Die Vereinten Nationen hatten im vorigen Jahr ihr Ziel bekräftigt, die Erderwärmung im Vergleich zum späten 19. Jahrhundert auf 1,5 Grad zu begrenzen, um katastrophale Folgen des Klimawandels zu verhindern. Es seien mittlerweile Klimaschutzmaßnahmen, gesetzliche Regulierungen und Marktmechanismen bekannt, die effektiv seien, so der IPCC-Vorsitzende Hoesung Lee. „Wenn diese entsprechend skaliert und breiter angewendet werden, können sie tiefgreifende Einsparungen von Emissionen unterstützen und Innovationen ankurbeln.“ So seien etwa die Kosten für Solar- und Windenergie seit 2010 um bis zu 85 Prozent gesunken, was den Ausbau erneuerbarer Energien angekurbelt habe.

Im Durchschnitt lag der weltweite Ausstoß von Treibhausgasen zwischen 2010 und 2019 allerdings so hoch wie nie zuvor in der Geschichte der Menschheit. Immerhin habe sich die Wachstumsrate verlangsamt.

Die Wissenschaft hält es für immer wahrscheinlicher, dass die Erhitzung der Erde zeitweise die kritische Schwelle von 1,5 Grad übersteigen könnte, bevor sie durch entsprechende Maßnahmen wieder darunter absinken könnte. Dabei wird auch die Entnahme von CO2 aus der Atmosphäre eine Rolle spielen, die vom Weltklimarat erstmals ausführlicher untersucht wurde.

Mehr lesen: Direct Air Capture: So soll CO2 aus der Luft gewaschen werden

Wenn die Emissionen jedoch auf dem gleichen Level wie bisher bleiben, ist von einem Temperaturanstieg von 2 Grad bis 2050 auszugehen. Kann der CO2-Ausstoß hingegen reduziert und bis 2070 auf Netto-Null minimiert werden, ist mit einem maximalen Anstieg von weniger als 2 Grad zu rechnen.

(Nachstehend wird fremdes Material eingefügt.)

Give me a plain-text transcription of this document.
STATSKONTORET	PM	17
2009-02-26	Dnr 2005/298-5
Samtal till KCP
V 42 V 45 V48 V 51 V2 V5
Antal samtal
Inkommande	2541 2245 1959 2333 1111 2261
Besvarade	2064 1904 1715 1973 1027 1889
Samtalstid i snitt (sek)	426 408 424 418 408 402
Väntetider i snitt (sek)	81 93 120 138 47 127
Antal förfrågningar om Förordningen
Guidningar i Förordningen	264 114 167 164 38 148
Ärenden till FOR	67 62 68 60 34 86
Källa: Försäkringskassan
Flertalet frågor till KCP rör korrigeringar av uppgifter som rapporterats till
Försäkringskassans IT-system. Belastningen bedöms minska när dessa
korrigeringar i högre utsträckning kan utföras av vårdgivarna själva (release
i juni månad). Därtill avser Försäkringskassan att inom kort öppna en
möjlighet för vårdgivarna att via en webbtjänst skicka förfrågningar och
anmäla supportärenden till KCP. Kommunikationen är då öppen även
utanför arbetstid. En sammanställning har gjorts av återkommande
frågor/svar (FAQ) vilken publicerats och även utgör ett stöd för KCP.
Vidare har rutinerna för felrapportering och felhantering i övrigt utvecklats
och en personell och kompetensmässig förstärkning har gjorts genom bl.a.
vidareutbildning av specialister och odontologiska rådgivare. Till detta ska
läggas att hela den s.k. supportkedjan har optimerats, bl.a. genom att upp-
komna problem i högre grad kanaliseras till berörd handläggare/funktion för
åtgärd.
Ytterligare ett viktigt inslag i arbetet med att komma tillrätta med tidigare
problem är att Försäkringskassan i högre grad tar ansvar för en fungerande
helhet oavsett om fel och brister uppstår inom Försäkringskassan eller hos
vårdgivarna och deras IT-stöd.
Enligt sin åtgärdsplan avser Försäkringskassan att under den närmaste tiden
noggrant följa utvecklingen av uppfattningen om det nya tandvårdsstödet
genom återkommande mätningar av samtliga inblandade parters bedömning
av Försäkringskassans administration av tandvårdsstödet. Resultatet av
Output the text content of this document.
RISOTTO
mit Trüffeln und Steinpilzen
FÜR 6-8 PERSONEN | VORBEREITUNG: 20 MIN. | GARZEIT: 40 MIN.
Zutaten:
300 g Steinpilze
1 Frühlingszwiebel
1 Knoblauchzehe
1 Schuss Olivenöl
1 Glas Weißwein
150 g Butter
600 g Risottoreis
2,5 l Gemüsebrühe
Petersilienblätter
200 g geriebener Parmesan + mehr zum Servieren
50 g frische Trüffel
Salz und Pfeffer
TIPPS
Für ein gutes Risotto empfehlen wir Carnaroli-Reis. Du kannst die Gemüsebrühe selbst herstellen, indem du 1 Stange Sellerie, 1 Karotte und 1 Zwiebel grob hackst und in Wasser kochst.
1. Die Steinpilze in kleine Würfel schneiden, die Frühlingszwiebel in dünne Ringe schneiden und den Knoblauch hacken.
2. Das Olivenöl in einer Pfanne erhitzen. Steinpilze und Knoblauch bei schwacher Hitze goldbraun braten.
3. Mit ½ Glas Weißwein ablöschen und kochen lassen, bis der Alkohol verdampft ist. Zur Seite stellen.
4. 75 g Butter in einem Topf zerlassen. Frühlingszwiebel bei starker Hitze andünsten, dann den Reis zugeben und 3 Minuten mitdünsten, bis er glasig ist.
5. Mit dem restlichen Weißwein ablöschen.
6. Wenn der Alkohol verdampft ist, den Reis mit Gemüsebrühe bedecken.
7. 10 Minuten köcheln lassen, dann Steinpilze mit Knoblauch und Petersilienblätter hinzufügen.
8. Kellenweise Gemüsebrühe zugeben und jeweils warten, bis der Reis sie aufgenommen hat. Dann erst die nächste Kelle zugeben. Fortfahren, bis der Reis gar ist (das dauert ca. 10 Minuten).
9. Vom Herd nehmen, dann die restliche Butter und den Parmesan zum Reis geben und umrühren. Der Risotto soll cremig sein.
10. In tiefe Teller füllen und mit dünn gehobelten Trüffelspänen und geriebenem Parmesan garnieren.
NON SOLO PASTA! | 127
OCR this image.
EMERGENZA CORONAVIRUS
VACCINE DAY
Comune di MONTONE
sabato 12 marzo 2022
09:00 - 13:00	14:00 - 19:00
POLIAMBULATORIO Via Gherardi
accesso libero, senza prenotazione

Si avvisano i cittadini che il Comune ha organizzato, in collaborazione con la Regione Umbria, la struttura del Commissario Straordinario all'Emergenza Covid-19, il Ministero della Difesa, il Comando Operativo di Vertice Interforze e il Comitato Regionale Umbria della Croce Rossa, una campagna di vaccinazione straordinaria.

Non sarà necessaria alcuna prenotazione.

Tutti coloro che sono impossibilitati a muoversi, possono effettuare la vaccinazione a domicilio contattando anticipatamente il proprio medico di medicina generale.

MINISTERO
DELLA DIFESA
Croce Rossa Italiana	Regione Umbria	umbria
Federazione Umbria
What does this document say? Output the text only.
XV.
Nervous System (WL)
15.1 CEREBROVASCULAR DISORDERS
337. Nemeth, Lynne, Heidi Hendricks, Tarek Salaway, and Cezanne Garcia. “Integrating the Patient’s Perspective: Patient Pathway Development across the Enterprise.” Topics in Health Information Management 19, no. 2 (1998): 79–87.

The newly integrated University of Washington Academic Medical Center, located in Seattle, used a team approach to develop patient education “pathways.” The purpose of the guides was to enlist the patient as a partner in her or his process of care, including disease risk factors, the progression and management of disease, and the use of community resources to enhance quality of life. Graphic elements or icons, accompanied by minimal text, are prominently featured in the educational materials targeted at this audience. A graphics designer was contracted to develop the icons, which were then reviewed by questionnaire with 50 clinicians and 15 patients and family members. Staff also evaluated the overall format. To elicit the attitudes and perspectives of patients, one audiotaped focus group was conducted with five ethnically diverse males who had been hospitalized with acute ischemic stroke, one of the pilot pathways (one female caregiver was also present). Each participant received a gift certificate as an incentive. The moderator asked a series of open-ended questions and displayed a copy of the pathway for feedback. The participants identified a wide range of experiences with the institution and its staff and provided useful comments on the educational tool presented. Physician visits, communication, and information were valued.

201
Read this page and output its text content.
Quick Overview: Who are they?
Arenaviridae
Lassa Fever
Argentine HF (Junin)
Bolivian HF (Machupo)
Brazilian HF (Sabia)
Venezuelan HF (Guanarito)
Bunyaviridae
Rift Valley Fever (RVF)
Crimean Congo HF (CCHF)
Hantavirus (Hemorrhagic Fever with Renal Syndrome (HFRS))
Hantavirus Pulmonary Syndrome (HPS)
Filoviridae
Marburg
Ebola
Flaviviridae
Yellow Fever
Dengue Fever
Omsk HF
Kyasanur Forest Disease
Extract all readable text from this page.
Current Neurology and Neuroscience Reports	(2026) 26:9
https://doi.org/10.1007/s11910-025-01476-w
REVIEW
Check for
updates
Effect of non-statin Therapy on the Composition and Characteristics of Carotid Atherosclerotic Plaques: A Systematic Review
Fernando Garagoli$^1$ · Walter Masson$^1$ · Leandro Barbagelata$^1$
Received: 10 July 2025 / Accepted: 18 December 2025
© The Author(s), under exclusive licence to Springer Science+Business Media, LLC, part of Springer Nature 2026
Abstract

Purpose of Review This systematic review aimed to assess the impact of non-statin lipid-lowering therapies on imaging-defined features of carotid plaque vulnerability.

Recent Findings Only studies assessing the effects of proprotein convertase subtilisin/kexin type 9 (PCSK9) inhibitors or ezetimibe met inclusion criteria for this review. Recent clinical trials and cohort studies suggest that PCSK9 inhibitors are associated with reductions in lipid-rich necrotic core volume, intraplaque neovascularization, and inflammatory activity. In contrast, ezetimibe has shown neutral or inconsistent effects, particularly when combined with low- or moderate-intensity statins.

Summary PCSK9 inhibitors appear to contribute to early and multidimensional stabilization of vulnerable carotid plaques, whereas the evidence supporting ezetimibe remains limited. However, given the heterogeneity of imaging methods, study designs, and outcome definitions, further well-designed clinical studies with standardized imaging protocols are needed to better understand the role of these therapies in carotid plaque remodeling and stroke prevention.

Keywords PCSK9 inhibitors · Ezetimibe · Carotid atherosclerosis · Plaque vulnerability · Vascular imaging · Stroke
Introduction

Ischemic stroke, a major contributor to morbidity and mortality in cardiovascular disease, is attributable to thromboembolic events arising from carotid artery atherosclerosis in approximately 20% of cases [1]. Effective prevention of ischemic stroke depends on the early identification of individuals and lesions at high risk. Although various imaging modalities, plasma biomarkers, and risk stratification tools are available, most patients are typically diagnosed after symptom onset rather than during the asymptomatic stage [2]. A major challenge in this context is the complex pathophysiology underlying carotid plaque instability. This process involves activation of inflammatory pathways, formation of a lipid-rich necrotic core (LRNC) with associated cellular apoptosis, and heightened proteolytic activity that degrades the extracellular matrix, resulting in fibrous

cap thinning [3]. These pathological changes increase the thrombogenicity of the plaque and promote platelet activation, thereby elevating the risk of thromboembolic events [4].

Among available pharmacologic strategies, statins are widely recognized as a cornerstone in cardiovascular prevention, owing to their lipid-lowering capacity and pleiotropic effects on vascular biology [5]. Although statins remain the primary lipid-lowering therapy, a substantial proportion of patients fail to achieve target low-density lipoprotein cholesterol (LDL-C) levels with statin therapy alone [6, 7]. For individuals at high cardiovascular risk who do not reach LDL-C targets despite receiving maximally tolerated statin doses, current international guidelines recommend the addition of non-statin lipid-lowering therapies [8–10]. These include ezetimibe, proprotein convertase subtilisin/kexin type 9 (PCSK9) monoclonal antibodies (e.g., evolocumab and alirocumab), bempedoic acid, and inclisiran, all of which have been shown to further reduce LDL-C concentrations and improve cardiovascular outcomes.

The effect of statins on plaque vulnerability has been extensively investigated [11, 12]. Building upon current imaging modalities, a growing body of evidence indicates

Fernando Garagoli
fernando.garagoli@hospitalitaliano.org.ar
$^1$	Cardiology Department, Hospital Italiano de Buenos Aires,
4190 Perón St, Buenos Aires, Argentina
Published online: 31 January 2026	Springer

Das hat es mit den Berichten des Weltklimarats (IPCC) auf sich

Hunderte Wissenschaftler:innen aus 65 Ländern haben für den neuesten Bericht des IPCC in den vergangenen Jahren Zehntausende Studien ausgewertet. Er ist Teil des sechsten Sachstandsberichts des Weltklimarats, dessen Veröffentlichungen als umfassendster und international anerkannter Stand der Klimaforschung gelten. In dem Teilbericht geht es um Maßnahmen zur Abschwächung des Klimawandels.

Der erste Teil über die wissenschaftlichen Grundlagen des Klimawandels kam im vergangenen Jahr zu dem Schluss, dass der Wert von 1,5 Grad – auf den die Erwärmung nach internationaler Vereinbarung möglichst beschränkt werden soll – schon in den nächsten 20 Jahren erreicht oder überschritten werden dürfte. Der Ende Februar veröffentlichte zweite Teil drehte sich um die drastischen Folgen des menschengemachten Klimawandels und Anpassungen, um Gefahr für Leib und Leben so weit wie noch möglich abzuwenden.